Чувствуя на губах загадочную сладость, он сказал почти примиренно:
— Кто тебя знает. О тебе разное говорят.
Да, мог быть мир, легко могли уйти они с этой поляны, ответь, например, Эвка так: "О ком не говорят, пан Юрий?" Но ответ на проявленную мягкость был совершенно для Юрия неожиданный:
— А ты, пан Юрий, отца спроси!
Упоминание об отце застудило Юрия именно грубостью намека на какие-то отцовские скрытые, обширные знания. Но уже решившись не спустить дерзость такого вызова, он сказал, защищая слабое свое место:
— Зачем? Сам не слепой!
— Не слепой, пан, да незрячий, раз с чужих слов живет.
— Все врут, да, Эвка?
— Может, и все. Правды боятся.
— А сама не боишься сказать, зачем коня напугала?
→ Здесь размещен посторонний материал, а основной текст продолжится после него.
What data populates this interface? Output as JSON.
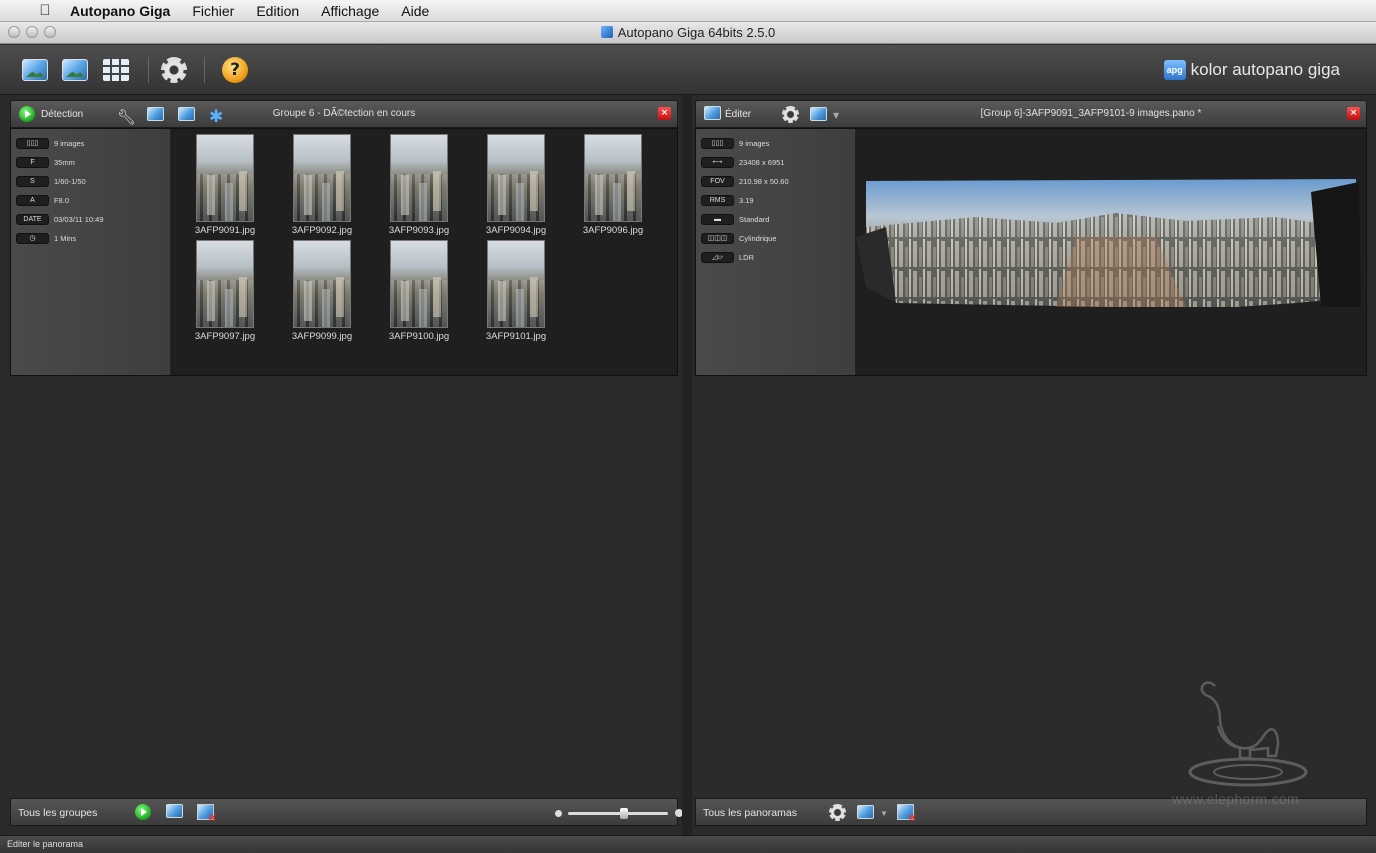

— Боюсь? — Эвка движением плеч как бы отряхнулась от глупого предположения. — Пан Юрий сказал, что хожу криво. Так я прямо пошла.
— А-а-а! — протянул Юрий, прозревая, какой силы радость должна была испытать ведьма, когда его дернул в седле прыжком уступивший дорогу конь. И тихий победительный смешок, припущенный, верно, в спину для полноты гордого ликования, тоже услышался издалека и простучал камушками по сердцу, запуская в рост давний фундамент неприязни.
— Судьбу пытаешь? — коротко спросил Юрий и сам удивился жестокости своего голоса.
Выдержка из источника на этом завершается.